CAPÍTULO LII
Cómo el Almirante fue a la provincia de Cibao, donde encontró las minas de oro y labró el fuerte de Santo Tomás
Viernes, a 14 de Marzo, el Almirante salió del Río de las Cañas, y a legua y media halló otro grande al que llamó Río del Oro, porque al pasarlo recogieron algunos granos de oro. Atravesado este río, con algún trabajo, llegó a un pueblo grande, del que mucha gente se había huido a los montes, y la mayor parte se hizo fuerte en las casas, cerrando las puertas con algunas cañas cruzadas, como si esto fuera una gran defensa para que nadie entrase; porque, según su costumbre, nadie se atreve a entrar por una puerta que así encuentra cerrada; ya que para encerrarse no tienen puertas de madera, ni de otra materia, y les parece que basta con tales cañas. De allí el Almirante fue a otro hermosísimo río llamado Río Verde, cuyas márgenes estaban cubiertas de guijarros redondos y lustrosos. Allí durmió aquella noche.
Al día siguiente, continuando su camino, pasó por algunos pueblos grandes, cuyos habitantes habían atravesado palos en sus puertas, igual que los otros de quienes hablamos arriba. Como el Almirante y su gente estaban fatigados, se quedaron aquella noche al pie de un áspero monte, al que llamó Puerto del Cibao, porque pasada la montaña comienza la provincia del Cibao, hasta la cual había once leguas desde la primera montaña que habían hallado; la llanura y el camino van siempre en dirección al Sur.
Al día siguiente, puestos en camino, fueron por una senda en la que con trabajo hubo que pasar a diestro los caballos; desde este lugar mandó algunos mulos a la Isabela, para que trajesen pan y vino, porque ya comenzaban a faltarles los bastimentos, se hacía largo el viaje, y sufrían tanto más por no estar acostumbrados aún a comer los alimentos de los indios, como hacen ahora los que viven y caminan en aquellas partes, quienes encuentran los alimentos de allí, de mejor digestión, y más conformes al clima del país que los que da aquí se llevan, aunque no sean aquéllos de tanta sustancia. Vueltos los que habían ido por socorro de bastimentos, el Almirante, el domingo, 16 de Marzo, pasada dicha montaña, entró en la región del Cibao, que es áspera y peñascosa, llena de pedregales, cubierta de mucha hierba y bañada por muchos ríos en los que se halla oro. Esta región, cuanto más adelante iba, la encontraban más áspera, y muy embarazada por altas montañas, en los arroyos de las cuales se veían arenas de oro; porque, según decía el Almirante, las grandes lluvias lo llevan consigo desde las cumbres de los montes a los ríos en menudos granillos. Esta provincia es tan grande como Portugal, y en toda ella hay muchas minas y mucho oro en los ríos; pero generalmente hay pocos árboles, y éstos se ven por las márgenes de los ríos; en su mayor parte son pinos y palmas de diversas especies.

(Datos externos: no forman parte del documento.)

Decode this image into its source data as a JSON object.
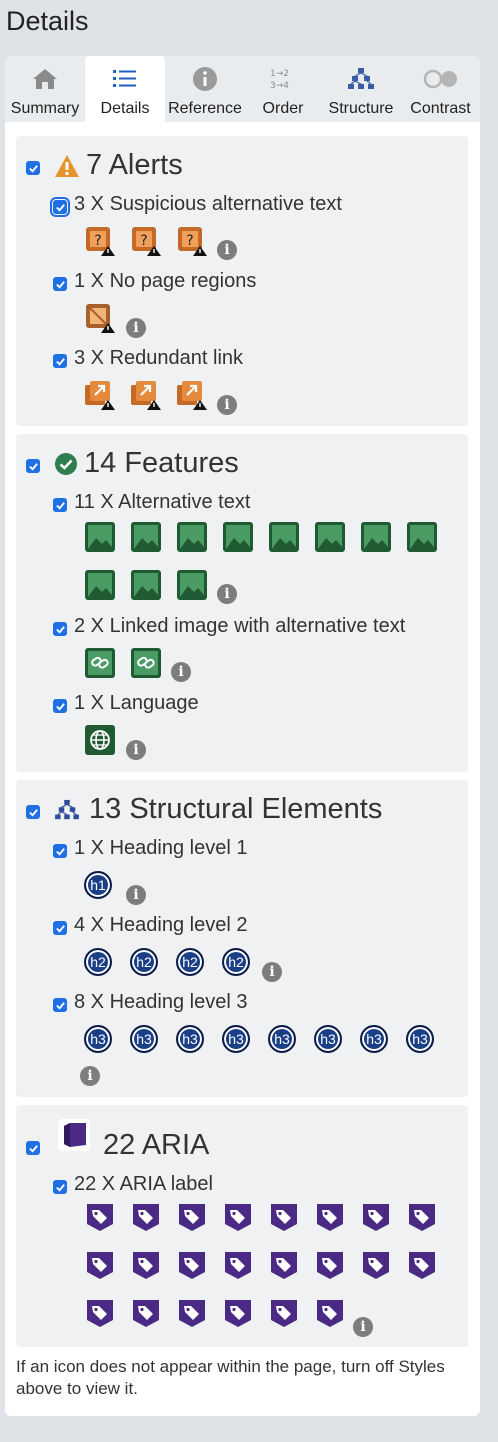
{
  "panel": {
    "title": "Details"
  },
  "tabs": [
    {
      "label": "Summary",
      "icon": "home-icon"
    },
    {
      "label": "Details",
      "icon": "list-icon"
    },
    {
      "label": "Reference",
      "icon": "info-icon"
    },
    {
      "label": "Order",
      "icon": "order-icon"
    },
    {
      "label": "Structure",
      "icon": "hierarchy-icon"
    },
    {
      "label": "Contrast",
      "icon": "contrast-icon"
    }
  ],
  "active_tab": "Details",
  "sections": {
    "alerts": {
      "title": "7 Alerts",
      "checked": true,
      "color": "#e8922d",
      "rows": [
        {
          "label": "3 X Suspicious alternative text",
          "icon": "suspicious-alt-icon",
          "count": 3,
          "checked": true
        },
        {
          "label": "1 X No page regions",
          "icon": "no-regions-icon",
          "count": 1,
          "checked": true
        },
        {
          "label": "3 X Redundant link",
          "icon": "redundant-link-icon",
          "count": 3,
          "checked": true
        }
      ]
    },
    "features": {
      "title": "14 Features",
      "checked": true,
      "color": "#2e7d4f",
      "rows": [
        {
          "label": "11 X Alternative text",
          "icon": "alt-text-image-icon",
          "count": 11,
          "checked": true
        },
        {
          "label": "2 X Linked image with alternative text",
          "icon": "linked-image-icon",
          "count": 2,
          "checked": true
        },
        {
          "label": "1 X Language",
          "icon": "globe-icon",
          "count": 1,
          "checked": true
        }
      ]
    },
    "structure": {
      "title": "13 Structural Elements",
      "checked": true,
      "color": "#1a3f86",
      "rows": [
        {
          "label": "1 X Heading level 1",
          "badge": "h1",
          "count": 1,
          "checked": true
        },
        {
          "label": "4 X Heading level 2",
          "badge": "h2",
          "count": 4,
          "checked": true
        },
        {
          "label": "8 X Heading level 3",
          "badge": "h3",
          "count": 8,
          "checked": true
        }
      ]
    },
    "aria": {
      "title": "22 ARIA",
      "checked": true,
      "color": "#4b2a86",
      "rows": [
        {
          "label": "22 X ARIA label",
          "icon": "aria-label-tag-icon",
          "count": 22,
          "checked": true
        }
      ]
    }
  },
  "footer": {
    "note": "If an icon does not appear within the page, turn off Styles above to view it."
  }
}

Como, según se ha dicho, Hojeda había ya ido por aquel país, y por él tenían los indios noticia de los cristianos, sucedía que por donde el Almirante pasaba salían los indios a los caminos a recibirlo, con presentes de comidas y con alguna cantidad de granillos de oro recogidos por ellos cuando supieron que aquél había ido por este motivo. El Almirante, viendo que ya estaba a diez y ocho leguas de la Isabela, y que la tierra que dejó a sus espaldas era toda muy quebrada, mandó que se fabricara un fuerte en un sitio muy risueño y seguro, al que llamó la fortaleza de Santo Tomás, a fin de que ésta dominase la tierra de las minas y fuese como refugio de los cristianos que anduvieran en ellas.
En esta nueva fortaleza puso a Pedro Margarit, hombre de mucha autoridad, con cincuenta y seis hombres, en los que había maestros de todo lo que necesitaba para labrar el edificio, que se hacía de tierra y madera, porque así bastaba para resistir a todos los indios que contra él fuesen. Allí, abriendo la tierra para echar los cimientos, y cortando cierta roca para hacer los fosos, cuando llegaron a dos brazas bajo la peña, encontraron nidos de barro y paja, que en vez de huevos tenían tres o cuatro piedras redondas, tan grandes como una gruesa naranja, que parecían haber sido hechas de intento para artillería, de lo que se maravillaron mucho; en el río que corre a las faldas del monte sobre el cual está la fortaleza, hallaron piedras de diversos colores; algunas de ellas grandes, de mármol finísimo, y otras de puro jaspe.